Time for a new Act on standard securities, Faculty believes
Support for a new statute on heritable securities, rather than amending existing legislation, has been voiced by the Faculty of Advocates.
Faculty has published its response to the first discussion paper issued by the Scottish Law Commission in its review of the law regarding securities over land and buildings, or standard securities, as contained in the Conveyancing and Feudal Reform (Scotland) Act 1970.
In response to the Commission's question whether the 1970 Act should be repealed and replaced with a new statute regulating heritable securities, Faculty considers that there would be benefit in producing a new statute rather than simply amending the 1970 Act – though it agrees with the further suggestion that the standard securirty should continue to be the only form of heritable security that can be granted.
It further supports the abolition of the set forms, with the Act instead setting out the minimum requirements for a valid security, and a model form that parties can adapt.
Under the Act, standard conditions are applied by default to all standard securities, but the scheme has been found to be inconsistent and out of date.
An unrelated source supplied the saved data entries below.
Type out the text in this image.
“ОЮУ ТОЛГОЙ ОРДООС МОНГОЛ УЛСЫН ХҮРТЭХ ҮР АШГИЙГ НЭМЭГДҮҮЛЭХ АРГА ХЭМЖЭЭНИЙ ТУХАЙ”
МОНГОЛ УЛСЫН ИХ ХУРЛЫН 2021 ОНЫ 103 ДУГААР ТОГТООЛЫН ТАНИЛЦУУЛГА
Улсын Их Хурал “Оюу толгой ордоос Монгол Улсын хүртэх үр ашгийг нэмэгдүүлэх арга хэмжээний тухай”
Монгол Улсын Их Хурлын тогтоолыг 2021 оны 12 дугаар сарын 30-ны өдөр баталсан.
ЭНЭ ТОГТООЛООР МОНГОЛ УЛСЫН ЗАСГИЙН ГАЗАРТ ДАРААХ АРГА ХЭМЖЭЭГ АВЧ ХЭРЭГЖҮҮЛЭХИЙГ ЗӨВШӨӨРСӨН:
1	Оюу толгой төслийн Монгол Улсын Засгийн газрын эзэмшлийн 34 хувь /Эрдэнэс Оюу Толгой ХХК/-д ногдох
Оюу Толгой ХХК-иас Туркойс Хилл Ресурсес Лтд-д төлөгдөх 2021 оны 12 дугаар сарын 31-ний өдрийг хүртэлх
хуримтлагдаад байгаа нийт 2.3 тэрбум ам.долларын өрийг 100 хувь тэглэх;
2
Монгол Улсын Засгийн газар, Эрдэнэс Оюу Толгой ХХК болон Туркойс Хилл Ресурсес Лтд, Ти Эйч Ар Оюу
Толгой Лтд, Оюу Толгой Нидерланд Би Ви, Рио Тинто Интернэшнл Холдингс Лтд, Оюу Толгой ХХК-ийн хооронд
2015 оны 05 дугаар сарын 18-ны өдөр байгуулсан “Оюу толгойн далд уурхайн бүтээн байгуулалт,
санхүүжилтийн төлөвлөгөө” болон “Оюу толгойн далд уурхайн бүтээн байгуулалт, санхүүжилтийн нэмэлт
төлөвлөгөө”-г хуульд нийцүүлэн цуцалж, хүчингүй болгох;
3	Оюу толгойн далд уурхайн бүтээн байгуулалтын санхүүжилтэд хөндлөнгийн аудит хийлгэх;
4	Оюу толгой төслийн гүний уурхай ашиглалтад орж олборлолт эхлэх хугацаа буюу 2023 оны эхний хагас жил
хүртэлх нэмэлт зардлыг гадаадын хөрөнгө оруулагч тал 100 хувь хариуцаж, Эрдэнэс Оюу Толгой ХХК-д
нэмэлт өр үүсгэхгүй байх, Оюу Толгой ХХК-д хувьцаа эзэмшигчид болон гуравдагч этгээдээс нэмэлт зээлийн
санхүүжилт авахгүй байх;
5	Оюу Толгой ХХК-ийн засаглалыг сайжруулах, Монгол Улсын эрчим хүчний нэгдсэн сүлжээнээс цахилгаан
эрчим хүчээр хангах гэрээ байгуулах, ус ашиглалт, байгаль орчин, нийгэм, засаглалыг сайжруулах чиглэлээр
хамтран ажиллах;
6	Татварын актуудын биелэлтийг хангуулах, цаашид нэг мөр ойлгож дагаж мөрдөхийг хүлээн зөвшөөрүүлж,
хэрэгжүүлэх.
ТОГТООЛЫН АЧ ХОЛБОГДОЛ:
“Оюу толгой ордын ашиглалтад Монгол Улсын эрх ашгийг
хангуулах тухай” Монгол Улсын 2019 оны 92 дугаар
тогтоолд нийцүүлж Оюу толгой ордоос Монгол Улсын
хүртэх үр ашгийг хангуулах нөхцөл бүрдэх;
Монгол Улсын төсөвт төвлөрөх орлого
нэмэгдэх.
Faculty states: "In our experience, the standard conditions are almost always varied by larger lenders (and often combined with further sets of default terms and conditions). As such, it seems to us likely that major lenders will wish to use a single, standard set of conditions. The present interaction between these lenders’ standard terms and conditions and the standard conditions in the… Act is unsatisfactory (and often produces security documentation that is hard to read or, worse, contradictory).
"In our view, therefore, it would be best if the new standard conditions remained default conditions only, with parties free to disapply them in their entirety."
It adds that the standard conditions should be contained in secondary legislation in order to allow for easier updating.
"In drafting the standard conditions, we would suggest that the most likely users of the default conditions would be smaller lenders and borrowers. The emphasis, in our view, should therefore be on a relatively simple set of conditions which can be used for a basic security by those who do not necessarily have the resources to produce more complex documentation."